A recent nutrition forum, held by the Economic Community of West African States (ECOWAS), looked at how to better incorporate nutrition into agriculture, IRIN reports. "Health, nutrition and agriculture experts from the 15 ECOWAS countries said nutrition usually gains attention only in the context of crisis and emergency response, but it should be integral to agricultural and development programmes if countries are to pre-empt child malnutrition," according to the news service.
"Today everyone agrees that the health, nutrition and agriculture sectors must work together, but ... they do not understand one another," said Ismael Thiam, a nutrition officer for ECOWAS West African Health Organization. "Their policies are developed separately, their data collection efforts are separate." Thiam added, "What the agriculture sector collects is not what is needed to know the nutritional implications; availability of food has nothing to do with [the biological composition and benefits]."

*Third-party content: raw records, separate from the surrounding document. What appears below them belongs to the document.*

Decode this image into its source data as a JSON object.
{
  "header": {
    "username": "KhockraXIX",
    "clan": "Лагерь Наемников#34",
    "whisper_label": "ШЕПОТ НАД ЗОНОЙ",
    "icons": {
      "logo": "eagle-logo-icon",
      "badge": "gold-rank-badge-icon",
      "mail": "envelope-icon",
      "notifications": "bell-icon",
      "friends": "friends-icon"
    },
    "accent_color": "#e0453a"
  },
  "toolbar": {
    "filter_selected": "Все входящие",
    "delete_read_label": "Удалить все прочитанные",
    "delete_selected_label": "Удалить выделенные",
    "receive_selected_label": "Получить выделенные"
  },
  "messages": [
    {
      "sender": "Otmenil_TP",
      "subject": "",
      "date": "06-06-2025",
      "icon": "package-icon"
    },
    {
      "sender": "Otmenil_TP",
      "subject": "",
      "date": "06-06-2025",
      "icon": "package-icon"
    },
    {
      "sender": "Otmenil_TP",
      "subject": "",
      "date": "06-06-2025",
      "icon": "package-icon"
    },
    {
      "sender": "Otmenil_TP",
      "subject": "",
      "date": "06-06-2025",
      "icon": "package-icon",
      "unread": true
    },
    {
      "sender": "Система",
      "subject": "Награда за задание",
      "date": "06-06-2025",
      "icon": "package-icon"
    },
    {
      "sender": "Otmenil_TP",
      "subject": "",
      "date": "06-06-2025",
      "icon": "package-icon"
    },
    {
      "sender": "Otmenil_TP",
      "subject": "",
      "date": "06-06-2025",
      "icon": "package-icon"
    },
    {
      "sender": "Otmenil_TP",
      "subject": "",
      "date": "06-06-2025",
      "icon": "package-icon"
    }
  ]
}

To address the issue, "agriculture technicians" must develop "a clear understanding of nutrition," said Narcisse Litaaba-Akila of Togo's Agriculture, Livestock and Fisheries Ministry. Victoria Lebbie, who heads the women in agriculture and nutrition unit in Sierra Leone's Agriculture, Forestry and Food Security Ministry, said often policymakers are not aware of the importance of nutrition. "To them it's just cooking," she said. "But nutrition is not only cooking - it goes beyond that. It's agriculture; it's all about production, processing, preservation, utilisation."
A representative from the Nigeria Agriculture Ministry's national food security program recommended local education programs. "In most countries, as in Nigeria for instance, we have a lot of [agriculture] groups - livestock groups, poultry groups, fisheries groups, and women's groups that are well-formed and they are involved in a lot of agricultural activities," the representative said. "Women do most of the agricultural production, processing, storage and utilization. So if ... [they] are taught about nutrition ... we will be able to combat malnutrition."
The piece also includes quotes from an official with Guinea's Health Ministry (9/27).